As with all Dutch cycle paths alongside main roads, this was essentially designed like a road for cycles; 3m wide (or more), but with no separate pedestrian provision. There aren’t many people walking here, given the rural nature of this area, and any pedestrians simply use this ‘bicycle road’. Where pedestrian numbers are higher, the Dutch will of course provide a separate footway.

As had been the case throughout the day, there were plenty of HGVs on the main roads, and on this one like the others. To give some indication of the level of comfort Dutch infrastructure provides, this situation in the photograph below felt like a ‘close pass’, given the way the HGV seemed almost to be coming towards me as it came around the bend, at 80kph.'Close' HGVThis despite the presence of a reasonable large verge separating me from the vehicle. Most likely in the UK I would have actually been on the road in this situation, or at best on a shared use footway directly adjacent to it.

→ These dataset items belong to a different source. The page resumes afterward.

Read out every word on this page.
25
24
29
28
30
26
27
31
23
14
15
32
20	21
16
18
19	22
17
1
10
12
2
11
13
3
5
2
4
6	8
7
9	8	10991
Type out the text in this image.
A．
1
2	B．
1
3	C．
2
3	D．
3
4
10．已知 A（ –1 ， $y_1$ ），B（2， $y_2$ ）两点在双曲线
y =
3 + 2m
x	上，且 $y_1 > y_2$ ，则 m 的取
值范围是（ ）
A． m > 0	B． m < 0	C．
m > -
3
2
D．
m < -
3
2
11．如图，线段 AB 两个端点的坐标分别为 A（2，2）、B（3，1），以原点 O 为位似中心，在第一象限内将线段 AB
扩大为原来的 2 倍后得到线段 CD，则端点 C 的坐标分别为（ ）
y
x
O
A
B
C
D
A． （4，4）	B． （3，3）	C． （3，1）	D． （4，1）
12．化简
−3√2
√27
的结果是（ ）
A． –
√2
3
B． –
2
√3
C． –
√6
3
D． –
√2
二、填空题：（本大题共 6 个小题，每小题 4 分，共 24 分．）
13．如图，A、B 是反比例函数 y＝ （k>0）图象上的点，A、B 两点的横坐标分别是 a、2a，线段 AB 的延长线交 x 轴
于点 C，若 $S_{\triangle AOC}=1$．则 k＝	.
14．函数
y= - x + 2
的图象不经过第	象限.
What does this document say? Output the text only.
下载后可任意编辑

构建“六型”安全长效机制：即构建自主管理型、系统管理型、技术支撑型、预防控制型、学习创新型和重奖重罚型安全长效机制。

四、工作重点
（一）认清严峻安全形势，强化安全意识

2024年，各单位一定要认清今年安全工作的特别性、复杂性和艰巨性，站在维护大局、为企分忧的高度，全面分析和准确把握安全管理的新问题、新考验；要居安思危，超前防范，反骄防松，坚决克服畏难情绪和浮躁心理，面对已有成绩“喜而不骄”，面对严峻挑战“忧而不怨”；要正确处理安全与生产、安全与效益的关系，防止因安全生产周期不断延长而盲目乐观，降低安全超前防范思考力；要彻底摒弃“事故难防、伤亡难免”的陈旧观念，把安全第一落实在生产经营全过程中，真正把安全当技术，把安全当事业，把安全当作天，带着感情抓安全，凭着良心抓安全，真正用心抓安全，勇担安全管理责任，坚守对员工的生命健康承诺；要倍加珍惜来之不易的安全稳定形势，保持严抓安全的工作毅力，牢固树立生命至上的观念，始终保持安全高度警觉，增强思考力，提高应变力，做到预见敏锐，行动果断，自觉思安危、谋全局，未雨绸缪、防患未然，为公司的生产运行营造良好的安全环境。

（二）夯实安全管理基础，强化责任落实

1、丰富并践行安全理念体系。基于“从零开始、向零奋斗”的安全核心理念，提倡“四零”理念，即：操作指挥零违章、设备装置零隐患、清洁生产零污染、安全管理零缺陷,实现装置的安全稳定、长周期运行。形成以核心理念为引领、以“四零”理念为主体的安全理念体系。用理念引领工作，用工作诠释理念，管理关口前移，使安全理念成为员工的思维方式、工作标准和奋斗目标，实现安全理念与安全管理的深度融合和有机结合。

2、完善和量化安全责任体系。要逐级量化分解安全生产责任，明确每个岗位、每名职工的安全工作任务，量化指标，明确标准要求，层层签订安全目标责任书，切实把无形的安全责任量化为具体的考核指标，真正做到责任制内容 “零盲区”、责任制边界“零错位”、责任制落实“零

Typically the separation from the fast main road itself was much greater. In the photograph below, the road is actually on the other side of the canal (which ran in parallel with it all the way to Assen)  you can just about see an HGV directly above the boat. Note here that there is also a service road for properties on the left, entirely separate from the cycle path.

Cycle path separated from main road by canal

While there was obviously priority over private properties and minor roads and tracks, at more major roads the cycleway lost priority. Side road treatment, N371

This didn’t feel like a particular problem to me; I might actually have felt quite exposed venturing out across the road, having to assume drivers would yield, especially on such a straight, fast main road. It was easy enough for me to gauge for myself when it was safest and easiest to cross these few interruptions. (All roundabouts in the north of the Netherlands are treated in this way – with no priority for cycling).

N371 cycle path

Mostly, however, tedium was beginning to set in. This was by no means arduous or hazardous cycling, using such well-designed infrastructure on a beautiful day. But unfortunately this was mile after mile with only the occasional bend or junction to divert my interest – I even found myself counting trees to keep myself occupied, working on the assumption that counting one hundred trees would equate to roughly a kilometre or so, ticking off the tens of kilometres remaining to Assen.

Happily, as planned, I soon met David Hembrow coming the other way to meet me, and we immediately diverted away from the main road, taking a winding scenic route through the countryside before heading into Assen.

We used a variety of types of path, but all of them were wonderful to cycle on. The example below is a new strip of farm access road, complete with tractor tyre marks in the mud to the sides. The strips either side of the brick paving in the middle are (of course) billiard-table-smooth concrete.Farm track near Assen

As on the earlier part of the journey from Zwolle, even tiny recreational paths also have a smooth concrete or tarmac surface. You will occasionally have to ‘single up’ as you meet people coming the other way, but these are not utility routes, so the amount of cycle traffic is very low.

Rural path, Assen

And again, as with earlier in the day, there were plenty of people out cycling in the afternoon, enjoying the Drenthe countryside – mostly elderly couples, and kids.

Recreational cycle route Assen

Kids cycling Drenthe

Another swerving close pass into uncoming traffic for the ‘Dutch driver’ collection…

The connection between these rural areas and Assen itself is painless; both the motorway skirting Assen, and the city’s ring road, were negotiated with underpasses.

Assen ring road underpassAnd in the blink of an eye I was in the centre of Assen.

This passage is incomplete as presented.